- Born: January 31, 1848 Mount Morris, New York, United States
- Died: October 3, 1918 (aged 70) Lockport, New York, US
- Education: Cornell University
- Occupation: Contractor
- Political party: Democratic
- Spouse: Jennie Zimroda Gray Lapham ​ ​(m. 1881)​
- Children: 3, Rebecca Lapham Peterson, (Charles) Gilbert Peterson, Jennie Gray Peterson
- Parent(s): Gilbert Peterson and Elizabeth Parker Peterson
- Relatives: Jesse Peterson (brother), Charles Sterling Bunnell (grandson)

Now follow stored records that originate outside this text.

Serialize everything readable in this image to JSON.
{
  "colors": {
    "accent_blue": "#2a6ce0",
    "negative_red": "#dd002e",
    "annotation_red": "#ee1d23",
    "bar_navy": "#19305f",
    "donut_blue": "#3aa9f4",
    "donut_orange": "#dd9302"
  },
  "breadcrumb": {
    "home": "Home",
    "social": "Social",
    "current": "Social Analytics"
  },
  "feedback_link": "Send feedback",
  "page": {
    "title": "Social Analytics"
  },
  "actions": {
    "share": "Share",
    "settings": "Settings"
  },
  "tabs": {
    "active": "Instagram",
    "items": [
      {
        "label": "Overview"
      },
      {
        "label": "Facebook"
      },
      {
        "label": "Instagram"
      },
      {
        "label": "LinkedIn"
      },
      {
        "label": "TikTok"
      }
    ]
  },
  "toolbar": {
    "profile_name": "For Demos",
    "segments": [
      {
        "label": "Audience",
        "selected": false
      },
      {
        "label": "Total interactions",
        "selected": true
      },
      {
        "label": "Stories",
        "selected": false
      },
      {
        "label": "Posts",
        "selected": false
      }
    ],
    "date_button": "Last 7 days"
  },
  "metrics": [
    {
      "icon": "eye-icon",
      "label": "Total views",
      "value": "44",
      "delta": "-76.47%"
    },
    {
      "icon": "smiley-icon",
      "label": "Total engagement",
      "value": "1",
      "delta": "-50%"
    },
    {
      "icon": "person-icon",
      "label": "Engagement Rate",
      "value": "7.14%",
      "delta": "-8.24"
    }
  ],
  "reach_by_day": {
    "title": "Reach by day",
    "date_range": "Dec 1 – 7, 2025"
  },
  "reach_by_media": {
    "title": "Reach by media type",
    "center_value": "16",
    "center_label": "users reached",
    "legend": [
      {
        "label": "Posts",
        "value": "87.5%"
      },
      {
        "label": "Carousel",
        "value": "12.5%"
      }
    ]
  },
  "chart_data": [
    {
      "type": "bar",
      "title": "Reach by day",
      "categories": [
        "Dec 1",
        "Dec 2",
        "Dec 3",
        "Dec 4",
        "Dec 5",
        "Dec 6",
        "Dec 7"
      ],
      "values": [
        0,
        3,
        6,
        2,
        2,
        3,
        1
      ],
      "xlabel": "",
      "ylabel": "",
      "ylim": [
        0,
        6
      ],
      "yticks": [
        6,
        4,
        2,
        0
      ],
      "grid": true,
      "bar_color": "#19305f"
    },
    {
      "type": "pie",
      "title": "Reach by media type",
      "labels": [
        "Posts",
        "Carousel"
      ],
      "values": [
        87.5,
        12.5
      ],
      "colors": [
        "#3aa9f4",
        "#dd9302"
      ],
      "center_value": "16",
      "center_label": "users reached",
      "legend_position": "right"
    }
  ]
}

= Charles Gilbert Peterson =

American contractor (1848–1918)

Charles Gilbert Peterson (January 31, 1848 – October 3, 1918) was an American general contractor.

== Early life and education ==
Peterson was born Mount Morris, New York in 1848 and was a graduate of Cornell University.

== Career ==
As contractor, he was an associate in Peterson & Sons with his father, Gilbert Peterson and brother, Jesse Peterson. The company executed such contracts as the waterworks of Toledo, Ohio and Grand Rapids, Michigan along with a reservoir in Washington, D.C. He was Mayor of Lockport in 1896 and 1897. Peterson along with Sterling H. Bunnell, held a patent on the Furnace Charging Apparatus.

== Personal life ==
On April 27, 1881, Peterson married Jennie Zimroda Gray Lapham in Syracuse, New York. They had three children, Rebecca Lapham Peterson, (Charles) Gilbert Peterson and Jennie Gray Peterson. He is the grandfather of banker Charles Sterling Bunnell.